Bagian 1

28 6 1
                                    

Nath merupakan siswa kelas 5 yang terajin di sekolah. Banyak anak yang senang berteman dengannya. Guru-guru juga sangat menyayangi Nath kecil.
Suatu hari, ibu kepala sekolahnya meminta Nath umnuk membantunya sepulang sekolah. Nath dengan riang menyetujuinya.

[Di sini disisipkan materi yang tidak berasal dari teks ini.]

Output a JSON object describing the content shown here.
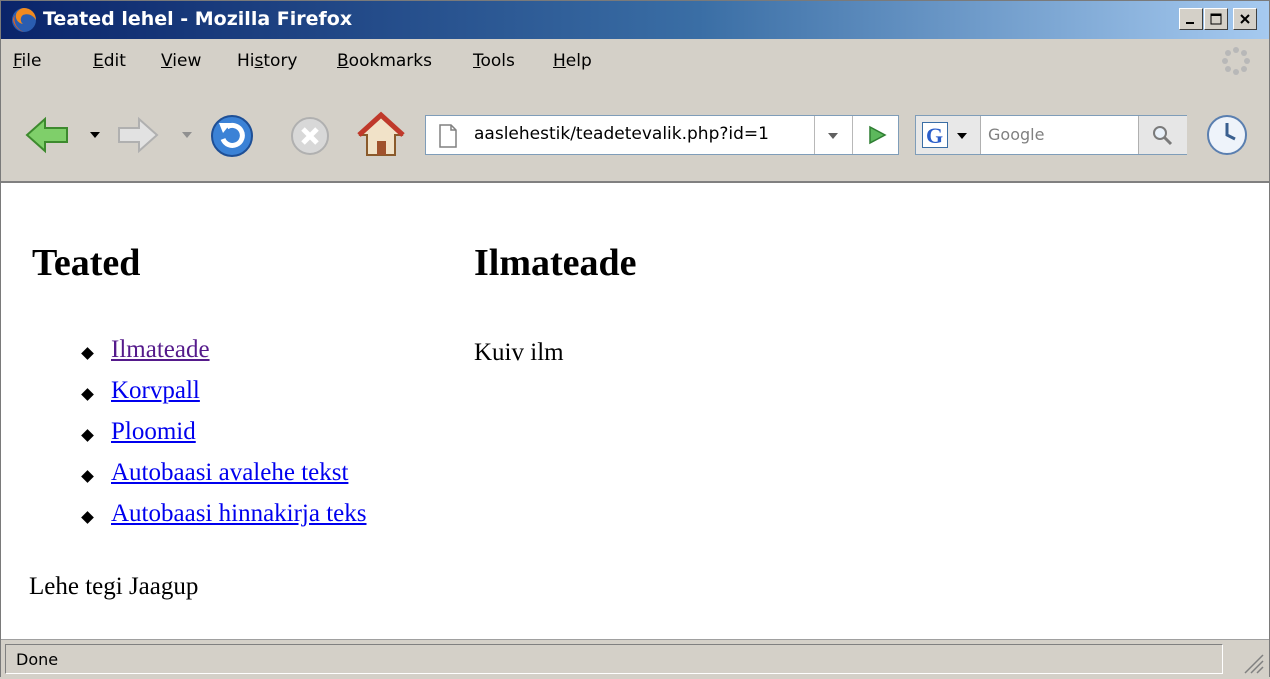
{
  "window": {
    "title": "Teated lehel - Mozilla Firefox"
  },
  "menu": {
    "file": "ile",
    "file_u": "F",
    "edit": "dit",
    "edit_u": "E",
    "view": "iew",
    "view_u": "V",
    "history_a": "Hi",
    "history_u": "s",
    "history_b": "tory",
    "bookmarks": "ookmarks",
    "bookmarks_u": "B",
    "tools": "ools",
    "tools_u": "T",
    "help": "elp",
    "help_u": "H"
  },
  "toolbar": {
    "url": "aaslehestik/teadetevalik.php?id=1",
    "search_placeholder": "Google"
  },
  "page": {
    "sidebar_heading": "Teated",
    "main_heading": "Ilmateade",
    "links": [
      "Ilmateade",
      "Korvpall",
      "Ploomid",
      "Autobaasi avalehe tekst",
      "Autobaasi hinnakirja teks"
    ],
    "body": "Kuiv ilm",
    "footer": "Lehe tegi Jaagup"
  },
  "status": {
    "text": "Done"
  },
  "icons": [
    "firefox-icon",
    "back-icon",
    "forward-icon",
    "reload-icon",
    "stop-icon",
    "home-icon",
    "page-icon",
    "go-icon",
    "google-icon",
    "search-icon",
    "history-clock-icon",
    "throbber-icon"
  ]
}
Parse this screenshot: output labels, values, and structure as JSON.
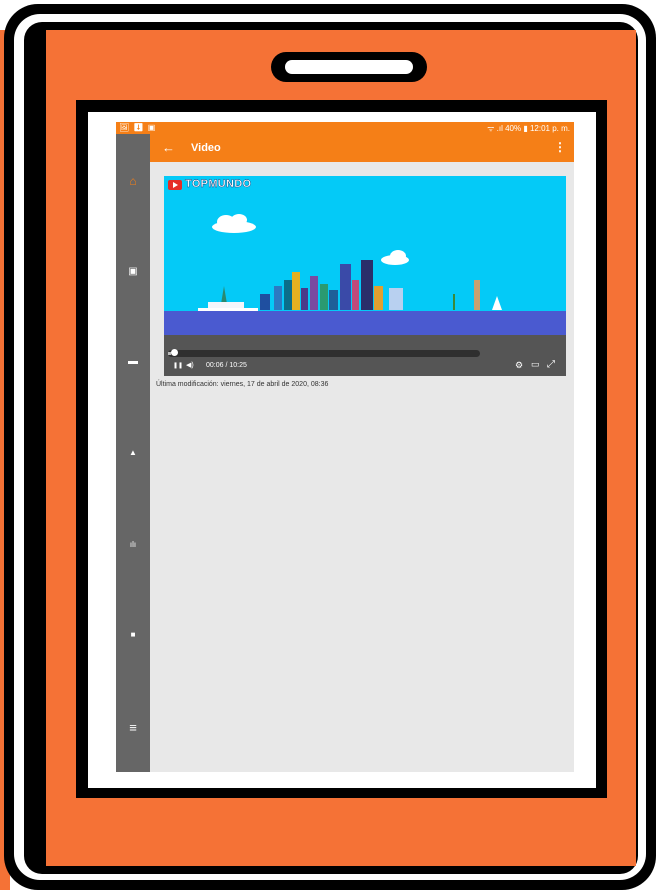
{
  "status_bar": {
    "left_icons": "🖼 ⬇ ▣",
    "right_text": "ᯤ .ıl 40% ▮ 12:01 p. m."
  },
  "app_bar": {
    "back_icon": "←",
    "title": "Video",
    "menu_icon": "⋮"
  },
  "nav": {
    "items": [
      {
        "icon": "home-icon",
        "glyph": "⌂"
      },
      {
        "icon": "calendar-icon",
        "glyph": "▣"
      },
      {
        "icon": "chat-icon",
        "glyph": "▬"
      },
      {
        "icon": "bell-icon",
        "glyph": "▲"
      },
      {
        "icon": "stats-icon",
        "glyph": "ılı"
      },
      {
        "icon": "folder-icon",
        "glyph": "■"
      },
      {
        "icon": "menu-icon",
        "glyph": "≡"
      }
    ]
  },
  "video": {
    "channel": "TOPMUNDO",
    "time": "00:06 / 10:25",
    "progress": 0.01,
    "play_glyph": "❚❚",
    "volume_glyph": "◀)",
    "settings_glyph": "⚙",
    "captions_glyph": "▭",
    "fullscreen_glyph": "⤢"
  },
  "footer": {
    "modified": "Última modificación: viernes, 17 de abril de 2020, 08:36"
  },
  "colors": {
    "frame_orange": "#f57236",
    "bar_orange": "#f57f17",
    "nav_gray": "#666666",
    "sky": "#04caf7"
  }
}
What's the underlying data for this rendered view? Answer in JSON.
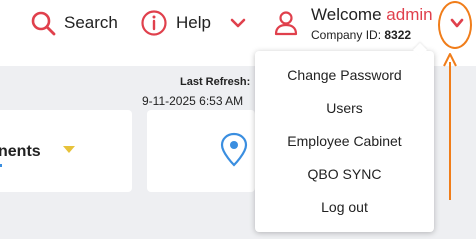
{
  "header": {
    "search_label": "Search",
    "help_label": "Help",
    "welcome_prefix": "Welcome",
    "username": "admin",
    "company_prefix": "Company ID:",
    "company_id": "8322"
  },
  "dashboard": {
    "last_refresh_label": "Last Refresh:",
    "last_refresh_value": "9-11-2025 6:53 AM",
    "card1_title": "nents"
  },
  "dropdown": {
    "items": [
      {
        "label": "Change Password"
      },
      {
        "label": "Users"
      },
      {
        "label": "Employee Cabinet"
      },
      {
        "label": "QBO SYNC"
      },
      {
        "label": "Log out"
      }
    ]
  },
  "colors": {
    "accent_red": "#e0404c",
    "annotation_orange": "#f07d1a",
    "caret_yellow": "#e7c23a",
    "pin_blue": "#3a8ee0",
    "content_gray": "#eeeff2"
  },
  "icons": [
    "search-icon",
    "info-icon",
    "chevron-down-icon",
    "user-icon",
    "map-pin-icon",
    "caret-down-icon"
  ]
}
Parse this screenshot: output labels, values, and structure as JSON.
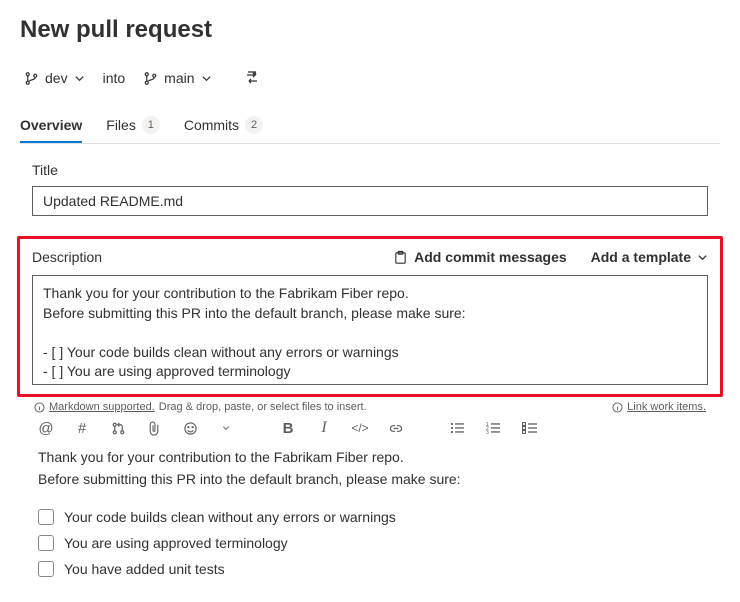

Di ruangan kepala sekolah, Nath di mintai tolong untuk mengatur dan mengoreksi jawaban dari teman-teman di kelasnya. Kata kepala sekolahnya, wali kelas Nath mendadak izin jadi tidak sempat untuk memeriksa lembar jawaban itu. Nath di berikan susu sebagai ucapan terimakasih. Ibu kepala sekolah itu menyuruhnya untuk cepat minum dengan senyuman manisnya.
Setelah itu, Nath pamit pulang. Belum sampai di pintu, Nath merasa kepalanya pusing dan dunia seperti berputar putar. Nath terbangun di bawah meja yang tertutup. Namun saat mau merangkak keluar, Nath di kejutkan dengan keberadaan wali kelasnya yang tengah menusuk ibu kepala sekolahnya hingga darah menyembur kemana-mana. Nath yang terkejut kembali masuk ke dalam meja dengan ketakutan.

Nath meringkuk di bawah meja. Tubuhnya gemetaran dengan peluh yang membanjiri seluruh tubuhnya. anak itu mencoba mengintip keluar dari balik kain taplak meja. Melihat sesuatu di depannya, dia dengan cepat kembali bersembunyi. Air matanya mengalir deras, menetes ke lantai keramik yang dingin.

Susah payah dia menahan isak tangis yang hampir lolos dari kedua belah bibirnya. Bola mata beriris hitam pekat itu bergerak ke sana kemari. Sesuatu yang basah dan hangat mengalir ke bawah meja mengenai tangannya. Seketika ia mencium aroma besi pekat menguar. Teriakan lolos dari tenggorokannya. Anak itu berlari keluar secepat yang ia bisa. Namun naas, kakinya menginjak cairan pekat dan licin yang membuatnya terpleset jatuh. Tubuhnya menghantam lantai dengan keras. Bola mata remaja itu membelalak lebar ketika melihat ke arah kakinya.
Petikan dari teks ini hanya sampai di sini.